Reviewers: Reviewers: Sophie M. Woodward, Xiao Wu | 📒📒📒◻️◻️
Reviewers: Sophie M. Woodward, Xiao Wu |📒📒📒◻️◻️
RR:C19 Evidence Scale rating by reviewer:
Potentially informative. The main claims made are not strongly justified by the methods and data, but may yield some insight. The results and conclusions of the study may resemble those from the hypothetical ideal study, but there is substantial room for doubt. Decision-makers should consider this evidence only with a thorough understanding of its weaknesses, alongside other evidence and theory. Decision-makers should not consider this actionable, unless the weaknesses are clearly understood and there is other theory and evidence to further support it.

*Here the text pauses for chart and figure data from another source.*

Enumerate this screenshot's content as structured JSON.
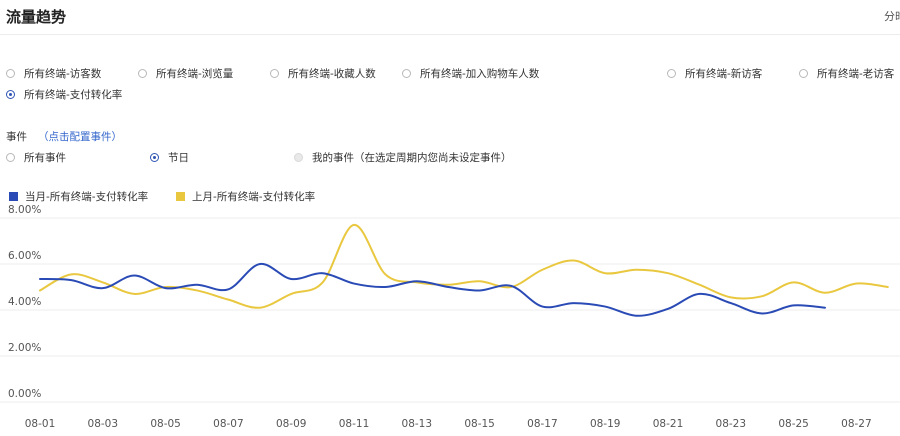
{
  "header": {
    "title": "流量趋势",
    "corner_text": "分时"
  },
  "metrics": [
    {
      "label": "所有终端-访客数",
      "checked": false
    },
    {
      "label": "所有终端-浏览量",
      "checked": false
    },
    {
      "label": "所有终端-收藏人数",
      "checked": false
    },
    {
      "label": "所有终端-加入购物车人数",
      "checked": false
    },
    {
      "label": "所有终端-新访客",
      "checked": false
    },
    {
      "label": "所有终端-老访客",
      "checked": false
    },
    {
      "label": "所有终端-支付转化率",
      "checked": true
    }
  ],
  "events": {
    "label": "事件",
    "config_link": "（点击配置事件）",
    "options": [
      {
        "label": "所有事件",
        "state": "unchecked"
      },
      {
        "label": "节日",
        "state": "checked"
      },
      {
        "label": "我的事件（在选定周期内您尚未设定事件）",
        "state": "disabled"
      }
    ]
  },
  "chart_data": {
    "type": "line",
    "y_unit": "%",
    "ylim": [
      0,
      8
    ],
    "y_ticks": [
      "8.00%",
      "6.00%",
      "4.00%",
      "2.00%",
      "0.00%"
    ],
    "x_ticks": [
      "08-01",
      "08-03",
      "08-05",
      "08-07",
      "08-09",
      "08-11",
      "08-13",
      "08-15",
      "08-17",
      "08-19",
      "08-21",
      "08-23",
      "08-25",
      "08-27"
    ],
    "x": [
      "08-01",
      "08-02",
      "08-03",
      "08-04",
      "08-05",
      "08-06",
      "08-07",
      "08-08",
      "08-09",
      "08-10",
      "08-11",
      "08-12",
      "08-13",
      "08-14",
      "08-15",
      "08-16",
      "08-17",
      "08-18",
      "08-19",
      "08-20",
      "08-21",
      "08-22",
      "08-23",
      "08-24",
      "08-25",
      "08-26",
      "08-27",
      "08-28"
    ],
    "grid": true,
    "legend_position": "top-left",
    "series": [
      {
        "name": "当月-所有终端-支付转化率",
        "color": "#2a4bb5",
        "values": [
          5.35,
          5.3,
          4.95,
          5.5,
          4.95,
          5.1,
          4.9,
          6.0,
          5.35,
          5.6,
          5.15,
          5.0,
          5.25,
          5.0,
          4.85,
          5.05,
          4.15,
          4.3,
          4.15,
          3.75,
          4.05,
          4.7,
          4.3,
          3.85,
          4.2,
          4.1,
          null,
          null
        ],
        "colorName": "blue"
      },
      {
        "name": "上月-所有终端-支付转化率",
        "color": "#e9c840",
        "values": [
          4.85,
          5.55,
          5.2,
          4.7,
          5.0,
          4.85,
          4.45,
          4.1,
          4.7,
          5.2,
          7.7,
          5.55,
          5.2,
          5.1,
          5.25,
          5.0,
          5.75,
          6.15,
          5.6,
          5.75,
          5.6,
          5.1,
          4.55,
          4.6,
          5.2,
          4.75,
          5.15,
          5.0
        ],
        "colorName": "yellow"
      }
    ]
  }
}
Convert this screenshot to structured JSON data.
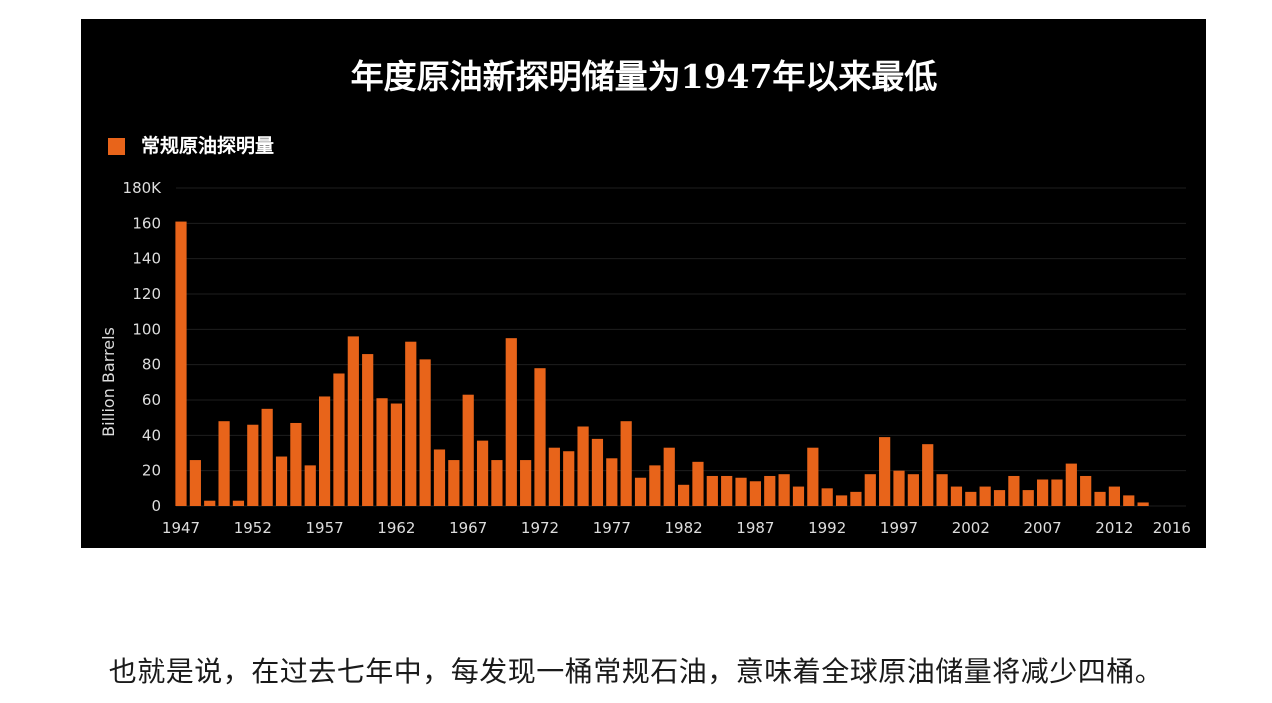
{
  "caption": "也就是说，在过去七年中，每发现一桶常规石油，意味着全球原油储量将减少四桶。",
  "colors": {
    "bar": "#e8641a",
    "background": "#000000",
    "text": "#ffffff",
    "axis_text": "#dddddd"
  },
  "chart_data": {
    "type": "bar",
    "title": "年度原油新探明储量为1947年以来最低",
    "ylabel": "Billion Barrels",
    "xlabel": "",
    "legend": {
      "position": "top-left",
      "entries": [
        "常规原油探明量"
      ]
    },
    "ylim": [
      0,
      180
    ],
    "yticks": [
      "0",
      "20",
      "40",
      "60",
      "80",
      "100",
      "120",
      "140",
      "160",
      "180K"
    ],
    "xticks": [
      "1947",
      "1952",
      "1957",
      "1962",
      "1967",
      "1972",
      "1977",
      "1982",
      "1987",
      "1992",
      "1997",
      "2002",
      "2007",
      "2012",
      "2016"
    ],
    "grid": true,
    "categories": [
      1947,
      1948,
      1949,
      1950,
      1951,
      1952,
      1953,
      1954,
      1955,
      1956,
      1957,
      1958,
      1959,
      1960,
      1961,
      1962,
      1963,
      1964,
      1965,
      1966,
      1967,
      1968,
      1969,
      1970,
      1971,
      1972,
      1973,
      1974,
      1975,
      1976,
      1977,
      1978,
      1979,
      1980,
      1981,
      1982,
      1983,
      1984,
      1985,
      1986,
      1987,
      1988,
      1989,
      1990,
      1991,
      1992,
      1993,
      1994,
      1995,
      1996,
      1997,
      1998,
      1999,
      2000,
      2001,
      2002,
      2003,
      2004,
      2005,
      2006,
      2007,
      2008,
      2009,
      2010,
      2011,
      2012,
      2013,
      2014,
      2015,
      2016
    ],
    "series": [
      {
        "name": "常规原油探明量",
        "values": [
          161,
          26,
          3,
          48,
          3,
          46,
          55,
          28,
          47,
          23,
          62,
          75,
          96,
          86,
          61,
          58,
          93,
          83,
          32,
          26,
          63,
          37,
          26,
          95,
          26,
          78,
          33,
          31,
          45,
          38,
          27,
          48,
          16,
          23,
          33,
          12,
          25,
          17,
          17,
          16,
          14,
          17,
          18,
          11,
          33,
          10,
          6,
          8,
          18,
          39,
          20,
          18,
          35,
          18,
          11,
          8,
          11,
          9,
          17,
          9,
          15,
          15,
          24,
          17,
          8,
          11,
          6,
          2,
          0,
          0
        ]
      }
    ]
  }
}
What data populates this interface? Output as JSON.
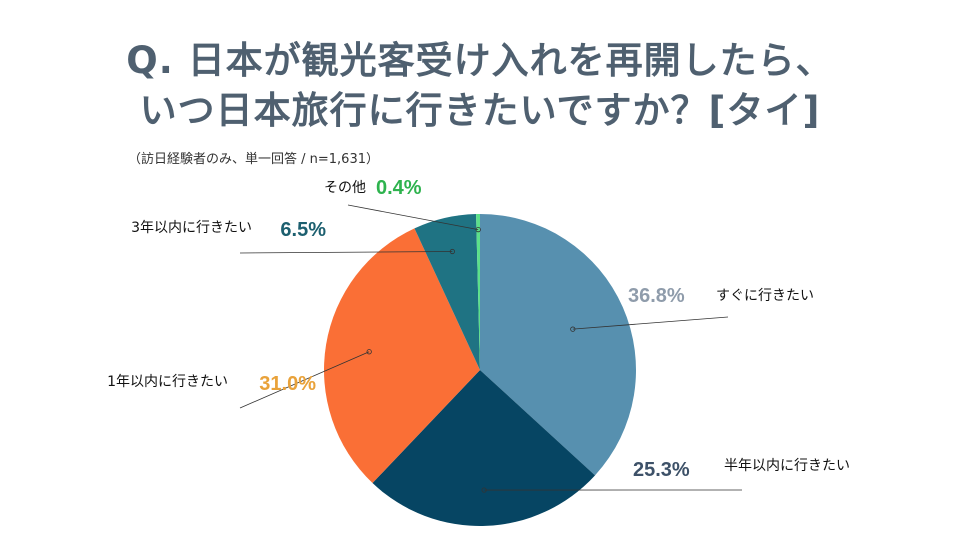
{
  "title": {
    "line1": "Q. 日本が観光客受け入れを再開したら、",
    "line2": "いつ日本旅行に行きたいですか？[タイ]"
  },
  "subtitle": "（訪日経験者のみ、単一回答 / n=1,631）",
  "chart_data": {
    "type": "pie",
    "start": "12 o'clock",
    "direction": "clockwise",
    "slices": [
      {
        "label": "すぐに行きたい",
        "value": 36.8,
        "value_text": "36.8%",
        "color": "#5790af",
        "value_color": "#8f9cab"
      },
      {
        "label": "半年以内に行きたい",
        "value": 25.3,
        "value_text": "25.3%",
        "color": "#064563",
        "value_color": "#3d5168"
      },
      {
        "label": "1年以内に行きたい",
        "value": 31.0,
        "value_text": "31.0%",
        "color": "#fa6f36",
        "value_color": "#e9a23a"
      },
      {
        "label": "3年以内に行きたい",
        "value": 6.5,
        "value_text": "6.5%",
        "color": "#1f7383",
        "value_color": "#1c5f6f"
      },
      {
        "label": "その他",
        "value": 0.4,
        "value_text": "0.4%",
        "color": "#5ce08a",
        "value_color": "#2eb34e"
      }
    ]
  }
}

Review: The manuscript analyzes a large individual-level dataset to determine associations between long-term air pollution and COVID-19 mortality in London. An increased risk of dying from COVID-19 with increased exposure to air pollution was found when only adjusting for age, sex, and vaccination status in the regression model. Such a positive
association is not maintained after additionally adjusting for geographic factors (such as population density), ethnicity, and deprivation levels. Overall, the results seem potentially informative.
The strengths of this study derive from its large and representative population size (737,356 individuals who tested positive for COVID-19, including 9,315 COVID-19 related deaths), consideration of multiple pollutants, and comprehensive data linkage through the Office for National Statistics Public Health Data Asset (ONS-PHDA). The authors use Cox proportional hazard regression models to estimate the hazard ratios of dying from COVID-19 associated with increases in long-term (specifically, 2016 annual average) NO2, NOx, PM10, and PM2.5 concentrations separately. While adjusting only for age, sex, and vaccination status, the authors found a significant increased risk of COVID-19 mortality with increased air pollution exposure; but this association became non-significant when adjusting additionally for population density, rural/urban variables, ethnicity, adjusted household deprivation, and stratifying by local authority codes (the latter model is termed their ‘main model’).
Some aspects of this paper require further clarifications: First, the authors emphasize that after adjustment for ethnicity and deprivation the hazard ratios were reduced to unity, but this may be due to the sequential order of the models fit. The hazard ratios first became insignificant after geographic factors (population density, rural/urban variables, and local authority codes) were added to the model and remained insignificant when ethnicity and deprivation were subsequently added. The following hypothesis can not be ruled out: these geographic covariates capture most of the variation in air pollution, thus reducing the association of exposure and outcome to null when they are included in the model. While such a phenomenon is unlikely, it merits further discussion/exploration by the authors as to why controlling for these geographic covariates may influence the statistical results. Second, the confidence intervals of the hazard ratios become wider after accounting for geographic confounders. The discussion primarily focuses on ethnicity and deprivation as the culprits behind the null association, potentially overlooking other explanations of the findings. It can be helpful to see results from additional model fits in which ethnicity and deprivation are added to the base model without geographic confounders, as well as further description/definition of the local authority code, and analyses that add each geographic confounder to the base model one at a time.
A second limitation includes the temporal misalignment of the confounders: age, sex, ethnicity, adjusted household deprivation, and disability are sourced from the 2011 Census. If one hypothesis is that the deprivation serves as a major confounder, it would be important to obtain more recent data as the temporal changes in Census data may affect results.
A third limitation includes source and linkage of the exposure data. The authors use London Air Quality Network estimates of annual average air pollution concentration in 2016 as their exposure, suggesting that it could serve as a reasonable proxy for long-term exposure since spatial variability in air pollution across London has been relatively stable in recent years. As acknowledged in their discussion, other variables such as occupation and transport may affect an individual’s exposure.
A fourth limitation of this study is a lack of discussion on representativeness. Although the authors access a large, representative sample of medical records of London residents, only 54.1% of confirmed positive cases were linked to the ONS-PHDA, and it can be helpful if the authors could confirm that the reduced sample remains representative.
In conclusion, this work presents an interesting analysis of the association between long-term exposure to four air pollutants and risk of dying from COVID-19 using a comprehensive individual-level dataset. With some additional exploration and discussion, this manuscript has the potential to offer scientists and policy-makers valuable insights.